The extent of school and extracurricular support received was assumed to provide an indirect measure of learning disabilities. School support corresponded to the educational services put in place at school (i.e., number of months in which the child received help such as a school-life support, care service, school support, personalized schooling, or personalized educational success program). Extracurricular support corresponded to out-of-school care (i.e., number of months the child received speech or motor therapy or psychological follow-up).
Procedure
The study was approved by the institutional review board (CPP Est III, 12 March 2013, ID-RCB Number: 2012-A00787-36) and registered with the French Data Protection Authority (CNIL, EGY/VCS/AR135993). Written consent was signed by the child and at least one parent after they had read an information note. The testing protocol was carried out by two experienced psychologists, assisted by four Master's students.

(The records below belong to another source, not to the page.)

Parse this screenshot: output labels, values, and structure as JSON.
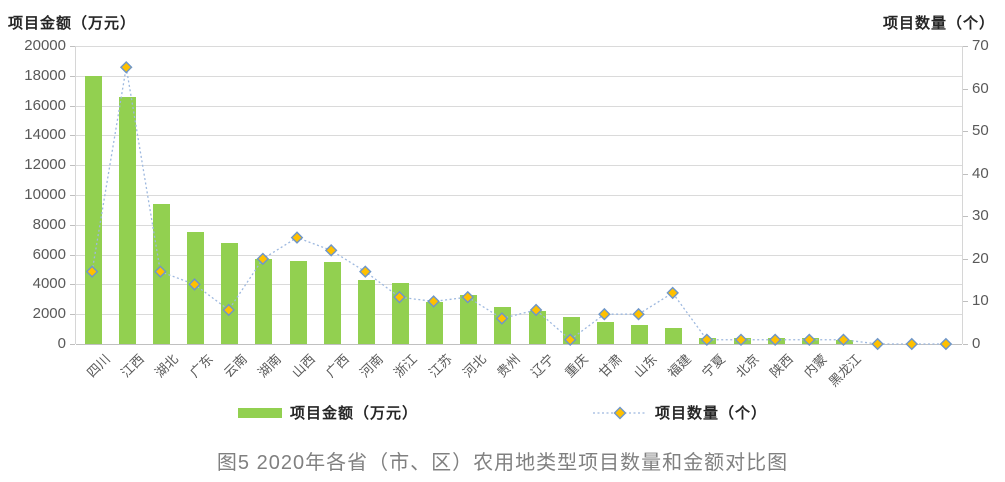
{
  "figure": {
    "left_axis_title": "项目金额（万元）",
    "right_axis_title": "项目数量（个）",
    "caption": "图5  2020年各省（市、区）农用地类型项目数量和金额对比图",
    "legend": {
      "bar_label": "项目金额（万元）",
      "line_label": "项目数量（个）"
    },
    "colors": {
      "bar": "#92D050",
      "marker_fill": "#FFC000",
      "marker_stroke": "#6E96C8",
      "line": "#9DB8DF",
      "grid": "#dadada",
      "tick_text": "#595959",
      "caption_text": "#808080"
    }
  },
  "chart_data": {
    "type": "bar",
    "subtype": "bar+line dual axis",
    "title": "图5  2020年各省（市、区）农用地类型项目数量和金额对比图",
    "categories": [
      "四川",
      "江西",
      "湖北",
      "广东",
      "云南",
      "湖南",
      "山西",
      "广西",
      "河南",
      "浙江",
      "江苏",
      "河北",
      "贵州",
      "辽宁",
      "重庆",
      "甘肃",
      "山东",
      "福建",
      "宁夏",
      "北京",
      "陕西",
      "内蒙",
      "黑龙江",
      "",
      "",
      ""
    ],
    "series": [
      {
        "name": "项目金额（万元）",
        "type": "bar",
        "axis": "left",
        "values": [
          18000,
          16600,
          9400,
          7500,
          6800,
          5700,
          5600,
          5500,
          4300,
          4100,
          2800,
          3300,
          2500,
          2200,
          1800,
          1500,
          1300,
          1100,
          400,
          400,
          400,
          400,
          300,
          0,
          0,
          0
        ]
      },
      {
        "name": "项目数量（个）",
        "type": "line",
        "axis": "right",
        "values": [
          17,
          65,
          17,
          14,
          8,
          20,
          25,
          22,
          17,
          11,
          10,
          11,
          6,
          8,
          1,
          7,
          7,
          12,
          1,
          1,
          1,
          1,
          1,
          0,
          0,
          0
        ]
      }
    ],
    "left_axis": {
      "label": "项目金额（万元）",
      "min": 0,
      "max": 20000,
      "step": 2000
    },
    "right_axis": {
      "label": "项目数量（个）",
      "min": 0,
      "max": 70,
      "step": 10
    },
    "grid": true,
    "legend_position": "bottom"
  }
}
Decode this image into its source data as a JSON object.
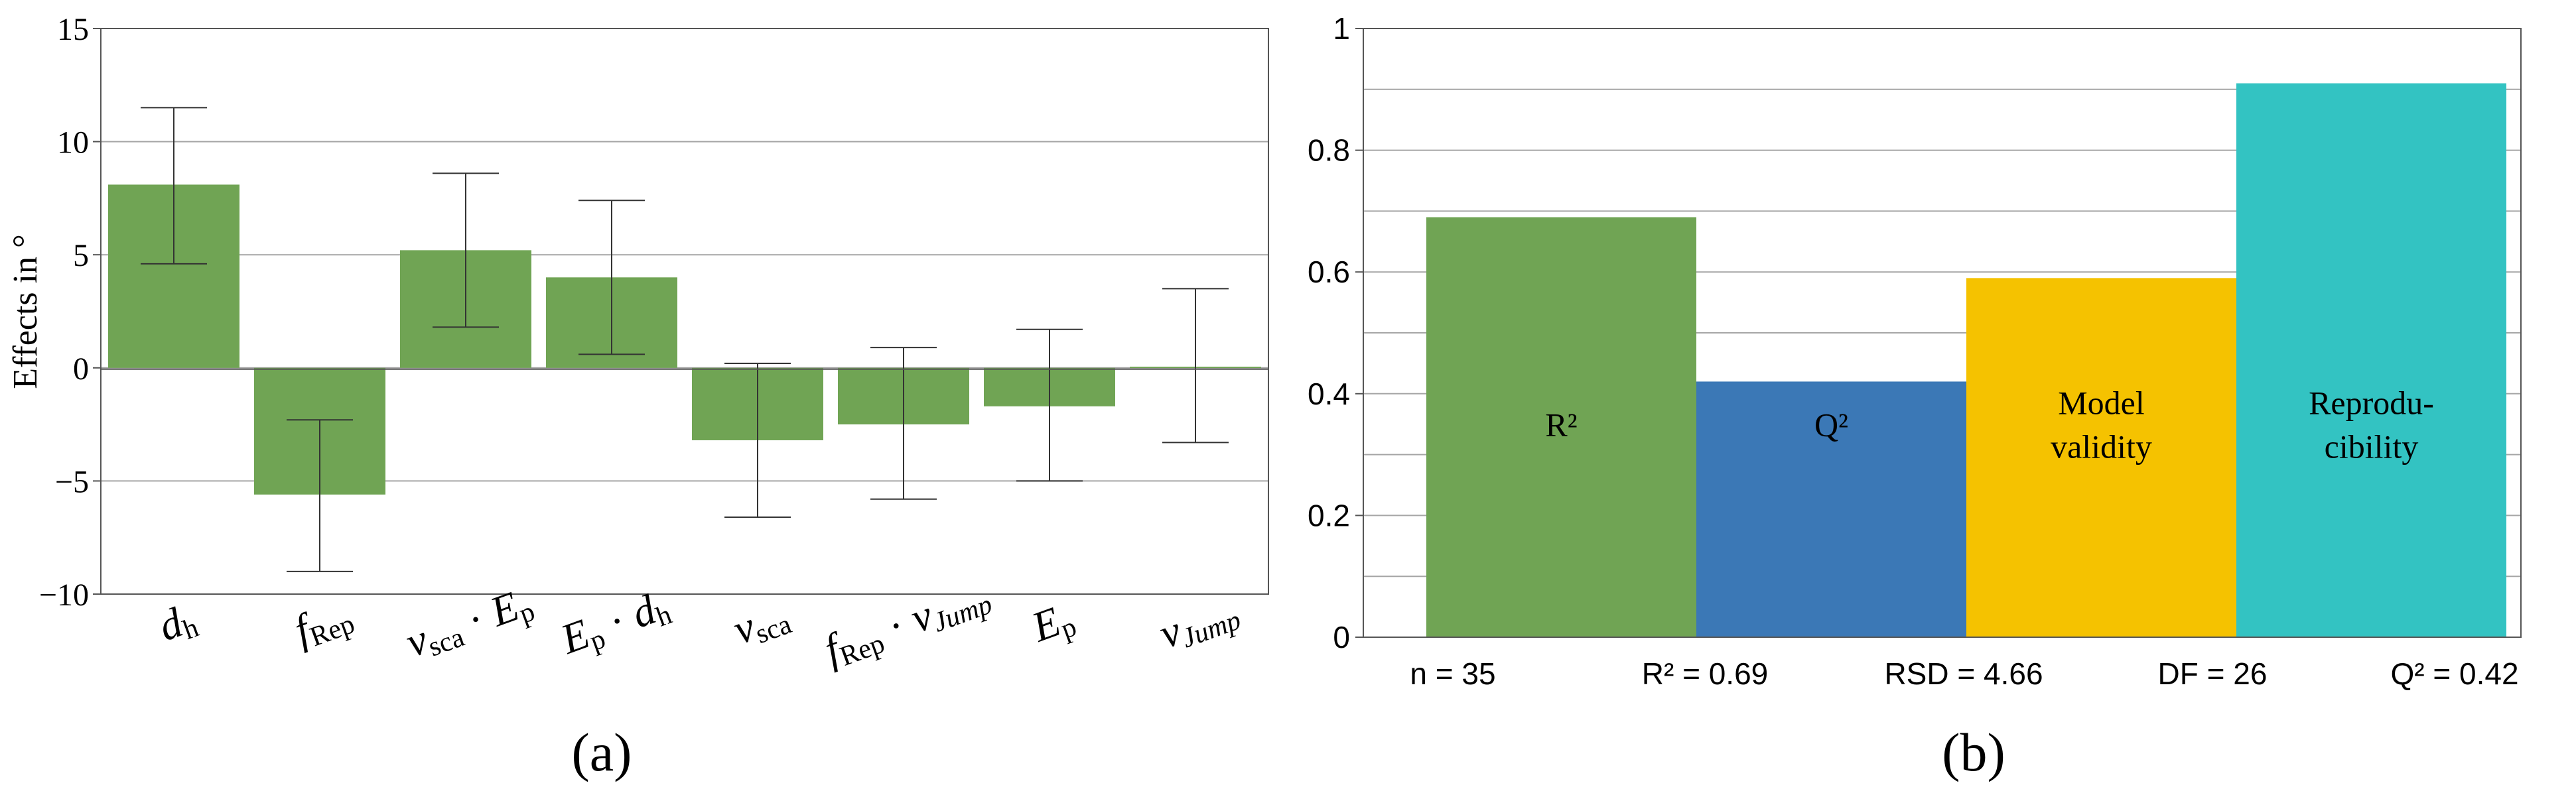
{
  "panel_a": {
    "caption": "(a)",
    "chart_data": {
      "type": "bar",
      "ylabel": "Effects in °",
      "ylim": [
        -10,
        15
      ],
      "yticks": [
        15,
        10,
        5,
        0,
        -5,
        -10
      ],
      "ytick_labels": [
        "15",
        "10",
        "5",
        "0",
        "−5",
        "−10"
      ],
      "grid": true,
      "color": "#70a454",
      "categories": [
        [
          {
            "t": "d",
            "i": true
          },
          {
            "t": "h",
            "sub": true
          }
        ],
        [
          {
            "t": "f",
            "i": true
          },
          {
            "t": "Rep",
            "sub": true
          }
        ],
        [
          {
            "t": "ν",
            "i": true
          },
          {
            "t": "sca",
            "sub": true
          },
          {
            "t": " · "
          },
          {
            "t": "E",
            "i": true
          },
          {
            "t": "p",
            "sub": true
          }
        ],
        [
          {
            "t": "E",
            "i": true
          },
          {
            "t": "p",
            "sub": true
          },
          {
            "t": " · "
          },
          {
            "t": "d",
            "i": true
          },
          {
            "t": "h",
            "sub": true
          }
        ],
        [
          {
            "t": "ν",
            "i": true
          },
          {
            "t": "sca",
            "sub": true
          }
        ],
        [
          {
            "t": "f",
            "i": true
          },
          {
            "t": "Rep",
            "sub": true
          },
          {
            "t": " · "
          },
          {
            "t": "ν",
            "i": true
          },
          {
            "t": "Jump",
            "sub": true,
            "i": true
          }
        ],
        [
          {
            "t": "E",
            "i": true
          },
          {
            "t": "p",
            "sub": true
          }
        ],
        [
          {
            "t": "ν",
            "i": true
          },
          {
            "t": "Jump",
            "sub": true,
            "i": true
          }
        ]
      ],
      "values": [
        8.1,
        -5.6,
        5.2,
        4.0,
        -3.2,
        -2.5,
        -1.7,
        0.05
      ],
      "err_low": [
        4.6,
        -9.0,
        1.8,
        0.6,
        -6.6,
        -5.8,
        -5.0,
        -3.3
      ],
      "err_high": [
        11.5,
        -2.3,
        8.6,
        7.4,
        0.2,
        0.9,
        1.7,
        3.5
      ]
    }
  },
  "panel_b": {
    "caption": "(b)",
    "chart_data": {
      "type": "bar",
      "ylim": [
        0,
        1
      ],
      "yticks": [
        0,
        0.2,
        0.4,
        0.6,
        0.8,
        1
      ],
      "ytick_labels": [
        "0",
        "0.2",
        "0.4",
        "0.6",
        "0.8",
        "1"
      ],
      "minor_grid_step": 0.1,
      "bars": [
        {
          "label": [
            "R²"
          ],
          "value": 0.69,
          "color": "#70a454"
        },
        {
          "label": [
            "Q²"
          ],
          "value": 0.42,
          "color": "#3b78b6"
        },
        {
          "label": [
            "Model",
            "validity"
          ],
          "value": 0.59,
          "color": "#f5c200"
        },
        {
          "label": [
            "Reprodu-",
            "cibility"
          ],
          "value": 0.91,
          "color": "#33c3c2"
        }
      ],
      "stats": [
        "n = 35",
        "R² = 0.69",
        "RSD = 4.66",
        "DF = 26",
        "Q² = 0.42"
      ]
    }
  }
}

The protocol was part of a larger study of neuropsychological disorders in NF1 (3 sessions each lasting 150 minutes). The children with NF1 were seen as part of their neuropsychological assessment at the hospital, while control children were seen at home. The tests were administered in a predefined and systematized order.
Statistical analyses
All analyses were carried out with R software (R Core Team, www.r-project.org). Differences between the NF1 and control groups on raw or standardized scores (based on calibrations) on the various measures were examined with two-tailed Student t tests. Welch's correction was applied to degrees of freedom to account for the heterogeneity of variances in the population. A value of p < .05 was considered significant and a value of p ≤ .10 as a trend. Effect sizes were calculated and analyzed according to Cohen's recommendations26: small if 0.2 ≤ d < 0.5; moderate if 0.5 ≤ d < 0.8; large if d ≥ 0.8.

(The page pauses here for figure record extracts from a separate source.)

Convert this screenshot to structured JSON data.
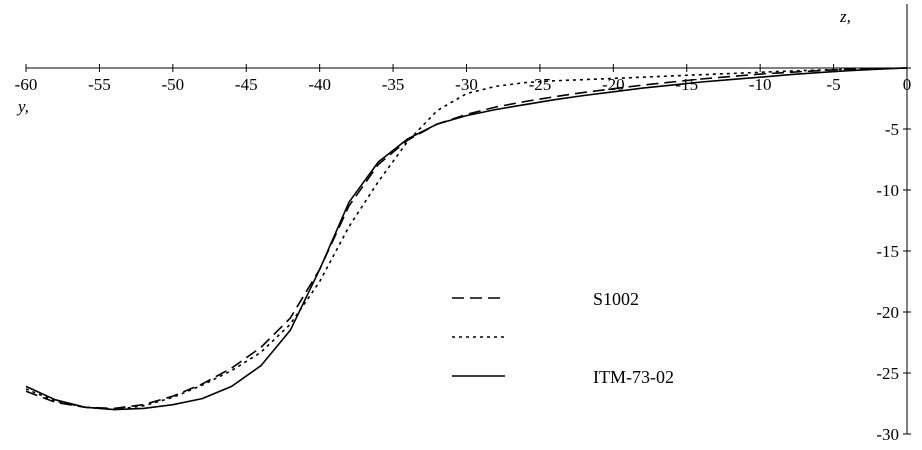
{
  "chart_data": {
    "type": "line",
    "xlabel": "y,",
    "ylabel": "z,",
    "xlim": [
      -60,
      0
    ],
    "ylim": [
      -30,
      0
    ],
    "grid": false,
    "legend_position": "lower-center",
    "x_ticks": [
      "-60",
      "-55",
      "-50",
      "-45",
      "-40",
      "-35",
      "-30",
      "-25",
      "-20",
      "-15",
      "-10",
      "-5",
      "0"
    ],
    "y_ticks": [
      "0",
      "-5",
      "-10",
      "-15",
      "-20",
      "-25",
      "-30"
    ],
    "series": [
      {
        "name": "S1002",
        "style": "dashed",
        "x": [
          -60,
          -58,
          -56,
          -54,
          -52,
          -50,
          -48,
          -46,
          -44,
          -42,
          -40,
          -38,
          -36,
          -34,
          -32,
          -30,
          -28,
          -26,
          -24,
          -22,
          -20,
          -18,
          -16,
          -14,
          -12,
          -10,
          -8,
          -6,
          -4,
          -2,
          0
        ],
        "y": [
          -26.5,
          -27.4,
          -27.8,
          -27.9,
          -27.6,
          -26.9,
          -25.9,
          -24.6,
          -22.9,
          -20.5,
          -16.5,
          -11.3,
          -7.9,
          -5.9,
          -4.6,
          -3.8,
          -3.2,
          -2.75,
          -2.35,
          -2.0,
          -1.7,
          -1.4,
          -1.15,
          -0.9,
          -0.7,
          -0.5,
          -0.35,
          -0.22,
          -0.1,
          -0.03,
          0
        ]
      },
      {
        "name": "",
        "style": "dotted",
        "x": [
          -60,
          -58,
          -56,
          -54,
          -52,
          -50,
          -48,
          -46,
          -44,
          -42,
          -40,
          -38,
          -36,
          -34,
          -32,
          -30,
          -28,
          -26,
          -24,
          -22,
          -20,
          -18,
          -16,
          -14,
          -12,
          -10,
          -8,
          -6,
          -4,
          -2,
          0
        ],
        "y": [
          -26.3,
          -27.3,
          -27.8,
          -28.0,
          -27.7,
          -27.0,
          -26.0,
          -24.8,
          -23.3,
          -21.0,
          -17.5,
          -13.0,
          -9.3,
          -6.0,
          -3.5,
          -2.1,
          -1.5,
          -1.2,
          -1.05,
          -0.95,
          -0.85,
          -0.75,
          -0.65,
          -0.55,
          -0.45,
          -0.35,
          -0.25,
          -0.17,
          -0.1,
          -0.04,
          0
        ]
      },
      {
        "name": "ITM-73-02",
        "style": "solid",
        "x": [
          -60,
          -58,
          -56,
          -54,
          -52,
          -50,
          -48,
          -46,
          -44,
          -42,
          -40,
          -38,
          -36,
          -34,
          -32,
          -30,
          -28,
          -26,
          -24,
          -22,
          -20,
          -18,
          -16,
          -14,
          -12,
          -10,
          -8,
          -6,
          -4,
          -2,
          0
        ],
        "y": [
          -26.1,
          -27.2,
          -27.8,
          -28.0,
          -27.9,
          -27.6,
          -27.1,
          -26.1,
          -24.4,
          -21.5,
          -16.5,
          -11.0,
          -7.7,
          -5.8,
          -4.6,
          -3.9,
          -3.4,
          -3.0,
          -2.6,
          -2.25,
          -1.95,
          -1.65,
          -1.4,
          -1.15,
          -0.95,
          -0.75,
          -0.55,
          -0.38,
          -0.22,
          -0.1,
          0
        ]
      }
    ]
  }
}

Linear regressions were calculated to examine the determinants of low QoL domain scores (self- and proxy reports). Two kinds of predictors were considered and selected on the basis of a critical threshold of .10, namely (1) low EF scores, and (2) sociodemographic (age, sex, parental education level) and disease-related (sporadic vs. familial form, severity, visibility) factors. We also included the extent of school and extracurricular support (see 27, 28), in order to contrast it with other indicators. Any missing data for a regression were completed ("impute" or "fill in") with the Amelia 2 package 29, 30. The parameters of the function assumed that the data were multivariate normal. This program uses the EMB algorithm (B for bootstrap31). A total of 100 completed datasets were created (by default with Amelia 2) and backed up. Regression results (beta and SE) were pooled according to standard multiple imputation rules32.